Come il pellegrino russo che recitava ogni istante sempre la stessa invocazione “Abbi pietà di me”, così dovrei chiedere lo Spirito in continuazione, “senza stancarmi mai”, proprio come Gesù ci ha chiesto, in merito alla preghiera. Lava ciò che è sordido, bagna ciò che è arido, sana ciò che sanguina. Piega ciò che è rigido, scalda ciò che è gelido, drizza ciò che è sviato. È la nostra coscienza che ha bisogno di essere lavata, la nostra terra ha bisogno di acqua, le nostre ferite sanguinano; i pensieri sono rigidi, gli affetti gelidi e la volontà sviata, ma nello stesso tempo sono le nostre mani di sposi e di genitori e ancora prima di figli e fratelli, nella Chiesa e nel mondo, che possono portare la luce dello Spirito Santo che abbiamo ricevuto in dono. Nel cuore conosciamo benissimo i luoghi in cui necessitiamo di essere sanati e così, con umiltà, possiamo divenire a nostra volta “paracliti”, ovvero consolatori, infermieri (senza sindromi da crocerossini, perché sappiamo che solo Cristo salva!), portatori di luce e di quel pezzo di vita che sta solo a noi costruire e coltivare.
Nessuno indispensabile, tutti unici e irripetibili. Bisognerebbe ripeterselo più spesso, in famiglia come nelle nostre comunità. Siamo servi inutili, ma se conserviamo questa consapevolezza che tiene a bada la superbia di essere migliori, possiamo fare grandi cose e miracoli anche più grandi di quelli compiuti da Gesù, lo ha detto lui stesso. Che bello quando tua moglie o tuo marito, un figlio, un fratello o un amico sente che ha la tua piena fiducia, lo incoraggi e lo inviti, senza invidia, a fare cose molto più grandi di te! La sequenza si conclude con le parole dona gioia eterna.

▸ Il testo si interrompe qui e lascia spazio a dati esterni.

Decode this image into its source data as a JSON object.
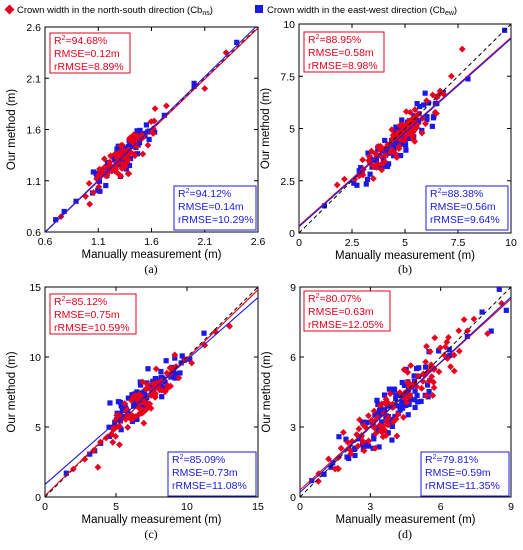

Come, il giorno di Pentecoste, gli apostoli e Maria, riuniti nel Cenacolo, furono riempiti dallo Spirito tanto da poter essere compresi da tutti, a prescindere dalle loro lingue di appartenenza, così noi possiamo vivere una nuova Pentecoste che ci spinge fuori dai nostri cenacoli, dalle nostre assemblee più o meno coese e più o meno comode. Siamo chiamati ad essere luce per tutti e a testimoniare che la gioia eterna che il Signore ci ha promesso, si costruisce e si vive a partire da oggi.